Telus issuing bill credits following days-long email outage

Telus issuing bill credits following days-long email outage
CBC
Telus has apologized for the failure of telus.net email addresses in B.C. and Alberta.

Telus’ chief customer officer said the company will be providing bill credits to all active telus.net customers who have been affected by the days-long email outage.

Chief Customer Officer Tony Geheran said Telus will be contacting residential and small business customers directly with details of their bill credits within the next 48 hours. Restored customers will see the email in their TELUS.net inbox and customers without full functionality will receive an email in their TELUS webmail account. Customers will also be contacted by SMS when possible.

Telus did not disclose how much the credits would be.

“We let our customers down, and this is not the level of service they expect or deserve from us. Our commitment to putting our customers first means we must do everything in our power to regain their trust, and this is an important step in doing so,” Geheran said in a statement. “Our top priorities remain to fully resolve the disruption for those restricted to webmail, make this right for affected customers, and ensure this never happens again.”

Telus has said the outage happened when the company’s data storage cloud service provider, Dell EMC, was repairing failed equipment last Thursday morning and accidentally took telus.net offline. The outage affected customers in B.C. and Alberta. While some customers were able to access their email on Saturday, the service was on and off for other customers.

Technicians are still working to restore email to the remaining users who are still affected by the outage.

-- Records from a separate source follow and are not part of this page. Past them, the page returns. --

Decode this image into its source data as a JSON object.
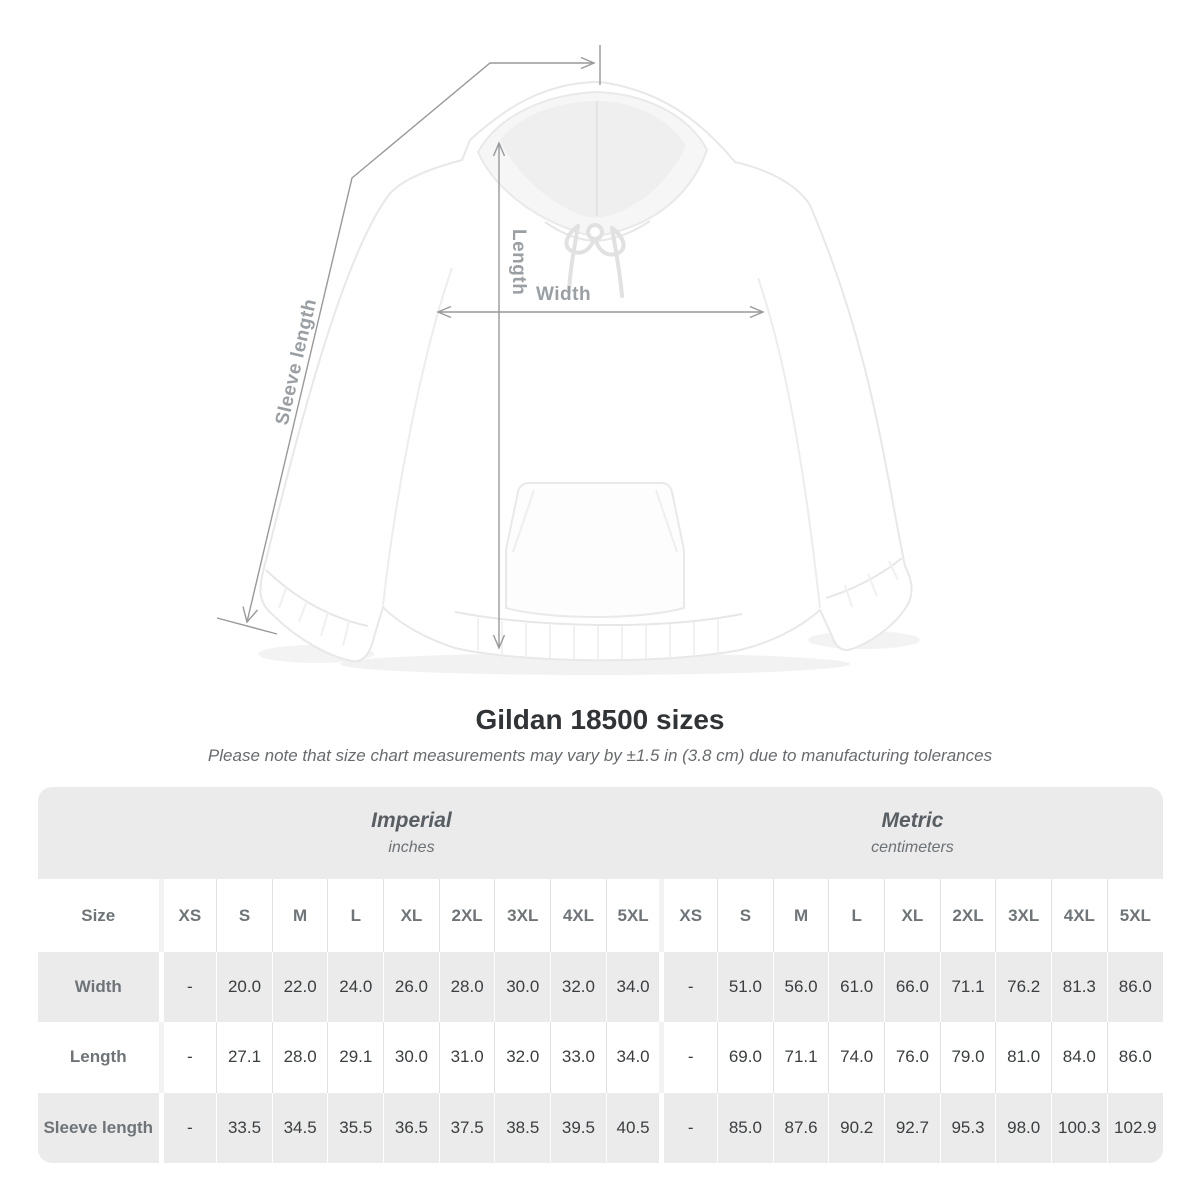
{
  "diagram": {
    "labels": {
      "length": "Length",
      "width": "Width",
      "sleeve": "Sleeve length"
    },
    "line_color": "#98999b",
    "label_color": "#9a9fa3"
  },
  "chart_data": {
    "type": "table",
    "title": "Gildan 18500 sizes",
    "note": "Please note that size chart measurements may vary by ±1.5 in (3.8 cm) due to manufacturing tolerances",
    "size_header": "Size",
    "sections": [
      {
        "label": "Imperial",
        "sublabel": "inches"
      },
      {
        "label": "Metric",
        "sublabel": "centimeters"
      }
    ],
    "sizes": [
      "XS",
      "S",
      "M",
      "L",
      "XL",
      "2XL",
      "3XL",
      "4XL",
      "5XL"
    ],
    "rows": [
      {
        "label": "Width",
        "imperial": [
          "-",
          "20.0",
          "22.0",
          "24.0",
          "26.0",
          "28.0",
          "30.0",
          "32.0",
          "34.0"
        ],
        "metric": [
          "-",
          "51.0",
          "56.0",
          "61.0",
          "66.0",
          "71.1",
          "76.2",
          "81.3",
          "86.0"
        ]
      },
      {
        "label": "Length",
        "imperial": [
          "-",
          "27.1",
          "28.0",
          "29.1",
          "30.0",
          "31.0",
          "32.0",
          "33.0",
          "34.0"
        ],
        "metric": [
          "-",
          "69.0",
          "71.1",
          "74.0",
          "76.0",
          "79.0",
          "81.0",
          "84.0",
          "86.0"
        ]
      },
      {
        "label": "Sleeve length",
        "imperial": [
          "-",
          "33.5",
          "34.5",
          "35.5",
          "36.5",
          "37.5",
          "38.5",
          "39.5",
          "40.5"
        ],
        "metric": [
          "-",
          "85.0",
          "87.6",
          "90.2",
          "92.7",
          "95.3",
          "98.0",
          "100.3",
          "102.9"
        ]
      }
    ],
    "colors": {
      "card_bg": "#ebebeb",
      "row_alt": "#ffffff",
      "value_text": "#3b3e40",
      "label_text": "#6e7478"
    }
  }
}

The company said data is being moved to “new, stble email servers.”

“We recognize the importance of the personal data, contacts, and email contained on those accounts, and want our customers to know this will take time, but in the interim, these customers can use webmail access through a browser to send and receive new emails and set up email forwarding,” a release from Telus read

“We continue to be incredibly sorry for this disruption and the significant inconvenience our customers have endured, and are committed to taking steps to make this right for our customers.